How Will the Government Shutdown Affect Bankruptcy Filings?

How Will the Government Shutdown Affect Bankruptcy Filings?Several government employees were given furloughs on October 1, 2013 as the Government Shutdown began. Still, Burbank Bankruptcy Lawyers are not sure what will happen with Bankruptcy Court cases and similar hearings and appearances.

For ten days, at least, the United States Bankruptcy Court will continue to operate.  In Massachusetts, the courts are still going to hold hearings. The problem is, that the non-essential employees of the clerks are on furlough, also. It is unclear whether or not this will adversely affect administrative duties.

The Office of the United States Trustee or UST, is commonly called the Watchdogs of bankruptcy. It is actually an agency of the United States Department of Justice and  one of it’s roles is to examine every bankruptcy filing. This includes chapter thirteen, chapter eleven and chapter seven bankruptcies. They frequently take an oppositional point of view at hearings pending before the court. Two-thirds of their employees are considered non-essential and are on furlough, leaving only one-third of their usual staff to review cases and make court appearances.

In some jurisdictions, cases which require the presence of the Office of the United States Trustee are being postponed until an agreement is reached and the shutdown is discontinued . Unfortunately, if funding is exhausted, it is possible that some cases will not get due process from the court, which could cause irreversible harm.

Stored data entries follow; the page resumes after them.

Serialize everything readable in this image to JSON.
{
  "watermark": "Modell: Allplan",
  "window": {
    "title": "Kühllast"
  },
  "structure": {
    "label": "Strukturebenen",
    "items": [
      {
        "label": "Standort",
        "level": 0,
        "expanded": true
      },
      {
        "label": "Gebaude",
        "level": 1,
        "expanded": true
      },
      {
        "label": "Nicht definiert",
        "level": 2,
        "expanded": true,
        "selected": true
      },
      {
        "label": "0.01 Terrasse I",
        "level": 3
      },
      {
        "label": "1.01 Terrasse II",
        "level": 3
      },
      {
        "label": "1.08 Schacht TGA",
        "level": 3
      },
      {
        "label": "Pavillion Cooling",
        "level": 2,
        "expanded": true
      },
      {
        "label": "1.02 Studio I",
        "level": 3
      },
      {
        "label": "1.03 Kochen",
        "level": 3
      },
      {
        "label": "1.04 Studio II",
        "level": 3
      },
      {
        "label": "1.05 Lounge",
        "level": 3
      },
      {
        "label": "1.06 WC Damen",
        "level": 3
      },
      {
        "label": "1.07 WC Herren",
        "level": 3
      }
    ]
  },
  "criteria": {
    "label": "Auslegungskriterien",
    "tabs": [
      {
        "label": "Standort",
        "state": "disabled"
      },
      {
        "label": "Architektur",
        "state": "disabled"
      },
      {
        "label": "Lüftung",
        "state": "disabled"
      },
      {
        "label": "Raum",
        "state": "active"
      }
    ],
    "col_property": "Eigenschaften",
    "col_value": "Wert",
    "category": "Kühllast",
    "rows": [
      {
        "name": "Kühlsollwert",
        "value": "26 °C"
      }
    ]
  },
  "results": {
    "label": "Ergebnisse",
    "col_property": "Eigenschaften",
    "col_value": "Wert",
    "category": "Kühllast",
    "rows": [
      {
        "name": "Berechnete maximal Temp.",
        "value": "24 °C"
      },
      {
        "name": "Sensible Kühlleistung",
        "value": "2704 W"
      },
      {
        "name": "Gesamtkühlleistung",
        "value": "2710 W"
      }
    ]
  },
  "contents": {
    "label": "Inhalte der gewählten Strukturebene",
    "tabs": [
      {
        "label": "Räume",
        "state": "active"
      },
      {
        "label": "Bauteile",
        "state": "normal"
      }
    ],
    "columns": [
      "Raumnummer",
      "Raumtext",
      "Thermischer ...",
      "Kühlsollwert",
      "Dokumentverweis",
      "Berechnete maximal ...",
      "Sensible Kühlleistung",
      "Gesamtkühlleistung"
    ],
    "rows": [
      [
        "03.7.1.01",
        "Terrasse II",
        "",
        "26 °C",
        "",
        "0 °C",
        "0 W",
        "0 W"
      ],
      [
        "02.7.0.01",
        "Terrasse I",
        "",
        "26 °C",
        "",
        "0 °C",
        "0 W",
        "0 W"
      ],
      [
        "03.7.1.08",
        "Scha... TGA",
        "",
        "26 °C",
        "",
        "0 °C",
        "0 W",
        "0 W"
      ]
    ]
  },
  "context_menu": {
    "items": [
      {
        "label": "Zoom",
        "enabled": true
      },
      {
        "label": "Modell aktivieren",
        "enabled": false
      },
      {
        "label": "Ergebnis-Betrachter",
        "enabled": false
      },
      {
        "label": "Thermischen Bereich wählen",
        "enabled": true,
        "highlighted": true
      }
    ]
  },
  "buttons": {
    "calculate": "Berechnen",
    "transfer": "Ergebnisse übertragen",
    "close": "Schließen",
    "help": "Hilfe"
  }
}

New bankruptcies, however, are unaffected by the shutdown because Burbank Bankruptcy Lawyers file these matters electronically. Therefore new bankruptcies can continue as usual. If people are filing new cases at the same rate as before, while the current cases are being held up in the courts, how long will it be until these new cases make it in front of the judge?

One judge in Manhattan was apprehensive about the clerks office being understaffed and not getting objections which are imperative to the LightSquared case filed on time for a hearing which is key to the case and scheduled for next week.

The trustee in charge of overseeing the LightSquared case, Tracy Hope Davis, is still working, but is understaffed due to the fact that many of her employees, lawyers who prepare court motions included, are on furlough. Many trustees are faced with the same situation.

The Justice Department stated in an emergency plan that they would try to defer appearances until the shutdown is over.

The chief judge of the Southern District of  New York’s Bankruptcy court apparently had some concerns regarding this matter also. She ordered that, if a federal agency is included in any contested case or bankruptcy, it will be postponed. She, then, took it a step further, according to a Burbank Bankruptcy Lawyer, ordering it to be as such until the day after the president sets aside funding for the Department of Justice.